In rethinking how I would use analytics data to reassess my solution, I would specifically use Total Quality Management (TQM) principles. These principles could be used in public education to better inform government decisions and the resulting teachers’ work by first understanding the needs of the system to drive change inputs. This would reduce the question to one of unemotional analysis and protect privacy by its nature. Educational facilities, at least in the context of the RAND report (Marsh, Pane, & Hamilton, 2006), are already being seen as workplaces: factories, in fact. They are also often publicly funded factories, with all the limitations and scrutiny that come with that. They are under immense pressure to deliver a good product. In this case, the product is the student.

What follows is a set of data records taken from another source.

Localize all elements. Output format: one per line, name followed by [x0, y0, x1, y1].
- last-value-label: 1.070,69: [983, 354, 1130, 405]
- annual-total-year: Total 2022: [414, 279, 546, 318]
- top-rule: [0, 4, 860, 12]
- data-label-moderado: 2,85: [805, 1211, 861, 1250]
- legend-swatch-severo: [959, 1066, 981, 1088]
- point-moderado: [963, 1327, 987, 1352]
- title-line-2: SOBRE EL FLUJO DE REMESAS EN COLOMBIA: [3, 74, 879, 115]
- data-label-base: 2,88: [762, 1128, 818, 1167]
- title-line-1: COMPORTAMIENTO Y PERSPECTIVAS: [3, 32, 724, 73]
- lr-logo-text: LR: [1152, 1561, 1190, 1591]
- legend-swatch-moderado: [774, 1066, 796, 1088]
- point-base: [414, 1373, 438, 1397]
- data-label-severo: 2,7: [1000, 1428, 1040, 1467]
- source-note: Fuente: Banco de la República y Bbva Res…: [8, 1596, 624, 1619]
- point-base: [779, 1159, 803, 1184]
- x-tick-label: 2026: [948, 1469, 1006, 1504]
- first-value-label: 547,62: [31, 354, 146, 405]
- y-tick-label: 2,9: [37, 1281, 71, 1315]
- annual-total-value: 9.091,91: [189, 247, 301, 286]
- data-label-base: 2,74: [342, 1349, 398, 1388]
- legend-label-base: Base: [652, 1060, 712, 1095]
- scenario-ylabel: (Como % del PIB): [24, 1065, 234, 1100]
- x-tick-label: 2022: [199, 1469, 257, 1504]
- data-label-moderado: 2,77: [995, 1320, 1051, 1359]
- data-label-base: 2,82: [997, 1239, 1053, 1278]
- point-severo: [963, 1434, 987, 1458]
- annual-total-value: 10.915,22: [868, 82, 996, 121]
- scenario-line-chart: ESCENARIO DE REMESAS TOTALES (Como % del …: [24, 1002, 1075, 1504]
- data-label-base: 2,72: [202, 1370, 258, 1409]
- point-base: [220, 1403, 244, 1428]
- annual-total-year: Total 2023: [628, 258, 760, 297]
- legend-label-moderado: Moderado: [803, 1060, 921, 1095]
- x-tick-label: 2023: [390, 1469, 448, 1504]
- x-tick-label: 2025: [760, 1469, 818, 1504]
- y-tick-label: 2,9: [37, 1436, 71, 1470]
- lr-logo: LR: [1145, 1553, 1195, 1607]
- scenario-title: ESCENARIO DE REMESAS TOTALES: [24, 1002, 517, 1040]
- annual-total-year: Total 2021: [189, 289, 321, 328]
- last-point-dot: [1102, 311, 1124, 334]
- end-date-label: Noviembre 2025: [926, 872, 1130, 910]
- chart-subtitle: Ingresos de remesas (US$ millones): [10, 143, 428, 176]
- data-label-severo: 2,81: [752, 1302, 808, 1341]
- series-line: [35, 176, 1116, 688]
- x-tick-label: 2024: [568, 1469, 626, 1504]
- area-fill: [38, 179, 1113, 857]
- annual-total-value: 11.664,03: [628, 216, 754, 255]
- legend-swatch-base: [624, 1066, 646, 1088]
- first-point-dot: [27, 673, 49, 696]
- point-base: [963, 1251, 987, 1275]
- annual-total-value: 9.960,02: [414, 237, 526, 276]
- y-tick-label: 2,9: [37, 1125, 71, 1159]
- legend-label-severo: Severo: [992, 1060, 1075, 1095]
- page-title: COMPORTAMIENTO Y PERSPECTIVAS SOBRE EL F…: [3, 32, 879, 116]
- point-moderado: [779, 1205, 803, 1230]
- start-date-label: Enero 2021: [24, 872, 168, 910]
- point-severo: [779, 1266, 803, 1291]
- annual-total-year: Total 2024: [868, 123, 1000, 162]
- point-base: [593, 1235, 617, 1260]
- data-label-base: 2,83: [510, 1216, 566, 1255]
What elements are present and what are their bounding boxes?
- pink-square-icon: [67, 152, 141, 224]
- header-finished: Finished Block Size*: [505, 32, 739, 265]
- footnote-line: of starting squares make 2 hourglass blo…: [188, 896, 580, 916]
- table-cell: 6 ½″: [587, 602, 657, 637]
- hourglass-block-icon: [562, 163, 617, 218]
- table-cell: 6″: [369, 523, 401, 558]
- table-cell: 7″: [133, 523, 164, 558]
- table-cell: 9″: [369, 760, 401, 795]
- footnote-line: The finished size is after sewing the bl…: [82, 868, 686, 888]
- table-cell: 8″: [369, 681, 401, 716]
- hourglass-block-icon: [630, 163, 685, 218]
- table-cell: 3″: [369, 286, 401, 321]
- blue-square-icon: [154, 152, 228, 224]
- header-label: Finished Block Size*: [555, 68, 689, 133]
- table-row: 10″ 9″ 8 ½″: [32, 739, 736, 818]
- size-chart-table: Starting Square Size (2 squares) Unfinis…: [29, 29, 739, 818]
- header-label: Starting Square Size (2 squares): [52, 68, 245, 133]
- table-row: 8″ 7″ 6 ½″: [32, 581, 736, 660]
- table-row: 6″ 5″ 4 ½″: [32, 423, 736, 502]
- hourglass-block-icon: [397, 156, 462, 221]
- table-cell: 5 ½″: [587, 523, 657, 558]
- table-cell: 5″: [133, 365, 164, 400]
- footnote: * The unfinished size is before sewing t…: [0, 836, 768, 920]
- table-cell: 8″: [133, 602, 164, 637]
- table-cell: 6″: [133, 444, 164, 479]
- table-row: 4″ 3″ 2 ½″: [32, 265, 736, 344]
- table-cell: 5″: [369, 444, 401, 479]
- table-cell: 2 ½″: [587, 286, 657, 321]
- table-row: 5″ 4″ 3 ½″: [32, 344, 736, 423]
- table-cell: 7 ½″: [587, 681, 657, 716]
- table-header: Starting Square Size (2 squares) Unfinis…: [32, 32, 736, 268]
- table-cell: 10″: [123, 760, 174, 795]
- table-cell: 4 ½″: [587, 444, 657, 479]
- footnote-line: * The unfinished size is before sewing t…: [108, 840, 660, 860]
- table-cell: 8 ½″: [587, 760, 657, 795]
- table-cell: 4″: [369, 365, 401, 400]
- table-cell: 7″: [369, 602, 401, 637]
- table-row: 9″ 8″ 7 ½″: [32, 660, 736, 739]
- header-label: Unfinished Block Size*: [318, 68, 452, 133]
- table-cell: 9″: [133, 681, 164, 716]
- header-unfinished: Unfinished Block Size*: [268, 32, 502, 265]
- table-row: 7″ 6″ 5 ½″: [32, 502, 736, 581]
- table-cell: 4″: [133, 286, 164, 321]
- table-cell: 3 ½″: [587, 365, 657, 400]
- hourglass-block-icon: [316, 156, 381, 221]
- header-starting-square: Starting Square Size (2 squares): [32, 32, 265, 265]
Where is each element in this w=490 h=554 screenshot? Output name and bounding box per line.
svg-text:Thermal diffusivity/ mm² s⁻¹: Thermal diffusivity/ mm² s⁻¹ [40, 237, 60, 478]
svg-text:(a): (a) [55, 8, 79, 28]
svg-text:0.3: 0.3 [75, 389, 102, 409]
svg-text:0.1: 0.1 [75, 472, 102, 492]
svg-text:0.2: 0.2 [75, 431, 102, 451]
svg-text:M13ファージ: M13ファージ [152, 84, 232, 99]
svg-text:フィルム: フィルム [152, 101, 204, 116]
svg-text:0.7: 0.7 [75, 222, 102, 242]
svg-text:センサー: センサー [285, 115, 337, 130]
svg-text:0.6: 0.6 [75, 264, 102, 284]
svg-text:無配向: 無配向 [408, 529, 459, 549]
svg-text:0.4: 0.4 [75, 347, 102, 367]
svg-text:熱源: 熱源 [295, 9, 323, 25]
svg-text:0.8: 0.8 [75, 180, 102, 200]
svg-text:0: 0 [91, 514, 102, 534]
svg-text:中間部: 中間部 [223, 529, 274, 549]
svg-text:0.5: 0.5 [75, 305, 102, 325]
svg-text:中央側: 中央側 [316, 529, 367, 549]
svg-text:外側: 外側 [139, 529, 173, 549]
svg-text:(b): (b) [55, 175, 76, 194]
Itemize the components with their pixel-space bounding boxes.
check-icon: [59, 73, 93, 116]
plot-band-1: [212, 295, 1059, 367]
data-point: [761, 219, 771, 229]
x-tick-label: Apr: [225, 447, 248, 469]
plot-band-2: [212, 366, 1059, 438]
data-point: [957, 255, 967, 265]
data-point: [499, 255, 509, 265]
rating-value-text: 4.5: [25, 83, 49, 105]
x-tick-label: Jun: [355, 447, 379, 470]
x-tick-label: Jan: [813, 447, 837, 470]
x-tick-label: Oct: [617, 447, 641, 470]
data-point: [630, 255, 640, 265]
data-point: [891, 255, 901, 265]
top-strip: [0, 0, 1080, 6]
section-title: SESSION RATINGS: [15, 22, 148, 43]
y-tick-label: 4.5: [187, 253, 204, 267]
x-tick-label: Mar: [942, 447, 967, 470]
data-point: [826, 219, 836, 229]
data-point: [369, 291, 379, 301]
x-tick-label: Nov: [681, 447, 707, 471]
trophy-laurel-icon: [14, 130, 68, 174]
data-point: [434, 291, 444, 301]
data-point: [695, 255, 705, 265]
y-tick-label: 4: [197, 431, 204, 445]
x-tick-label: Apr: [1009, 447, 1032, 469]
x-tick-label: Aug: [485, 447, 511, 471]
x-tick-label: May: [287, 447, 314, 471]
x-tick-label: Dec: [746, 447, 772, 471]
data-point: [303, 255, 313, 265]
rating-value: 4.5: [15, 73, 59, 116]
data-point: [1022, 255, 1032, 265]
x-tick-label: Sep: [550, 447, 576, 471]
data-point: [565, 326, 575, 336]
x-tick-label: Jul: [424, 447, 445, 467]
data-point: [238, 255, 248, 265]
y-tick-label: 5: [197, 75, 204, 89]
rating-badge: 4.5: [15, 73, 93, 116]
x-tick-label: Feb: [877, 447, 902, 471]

They call it Data Driven Decision Making (DDDM), but it amounts to the use of lagging indicators like progress tests from “commercial test providers” (Marsh, Pane, & Hamilton, 2006), that sound like they could be very similar to Cormier’s “#techcharlatans” (Cormier, 2017, para 1). These products purport to help decision-makers measure worker (e.g. teacher) efficiency that then allows governments at various levels to create “school improvement plans” (Marsh, Pane, & Hamilton, 2006, p. 6) to make the production of a successful student (the definition of successful and its associated politics is for another time). As I went through this unit’s readings, I could not help but think of TQM methods like Lean Six Sigma but applied to the operation of a school. LeMaheiu et al cite the “pressure to increase productivity while often dealing with declining funding” (2017, p. 94) in their analysis of quality improvement in education. Cormier’s work as a digital strategist mirrored this. He needed to help a public-school division find a way to efficiently use a new endowment of hardware. School divisions are the board of directors of a factory who hire teacher-workers to use the factory tools at hand to create a better product: the student.
My original post referred to a Canadian project in which Cormier (2017) was involved, but there are enough similarities in schools between Canada and the United States of America (USA) that the analogy from the RAND report (Marsh, Pane, & Hamilton, 2006) should hold for both (OECD, 2019). A basic principle of TQM is that there are always opportunities for “continuous improvement” (Omachonu & Ross , 2004, p. 3). This can also be applied in thinking about the way that students are viewed as products of the educational system. The difference in analytics that I would take now would be to the deciding of what to teach so that the output of the school is a more efficient adult worker. While education for the sake of learning is one possible outcome, ultimately a society needs effective, informed workers. I would like to turn the first implication of RAND around. If “effective decision making” (Marsh, Pane, & Hamilton, 2006, p. 10), is the goal, then the output needs to be better defined so that the inputs can be better designed. It is not romantic, nor is it what I personally feel that education should or could be, but it is practical, given the scale of public education and, often, corporate training.
References:
Cormier, D. Our schools aren’t broken, they’re hard – Dave’s Educational Blog. (n.d.). Retrieved February 13, 2022, from http://davecormier.com/edblog/2017/12/08/our-schools-arent-broken-theyre-hard/
LeMahieu, P. G., Nordstrum, L. E., & Cudney, E. A. (2017). Six Sigma in education. Quality Assurance in Education, 25(1), 91–108. https://doi.org/10.1108/QAE-12-2016-0082
Marsh, J., Pane, J., & Hamilton, L., (2006). Making Sense of Data-Driven Decision Making in Education: Evidence from Recent RAND Research. Santa Monica, CA: RAND Corporation.
OECD (2019), PISA 2018 Assessment and Analytical Framework, PISA, OECD Publishing, Paris, https://doi.org/10.1787/b25efab8-en.
Omachonu, V. K., & Ross, J. E. (2004). Principles of total quality. Crc Press.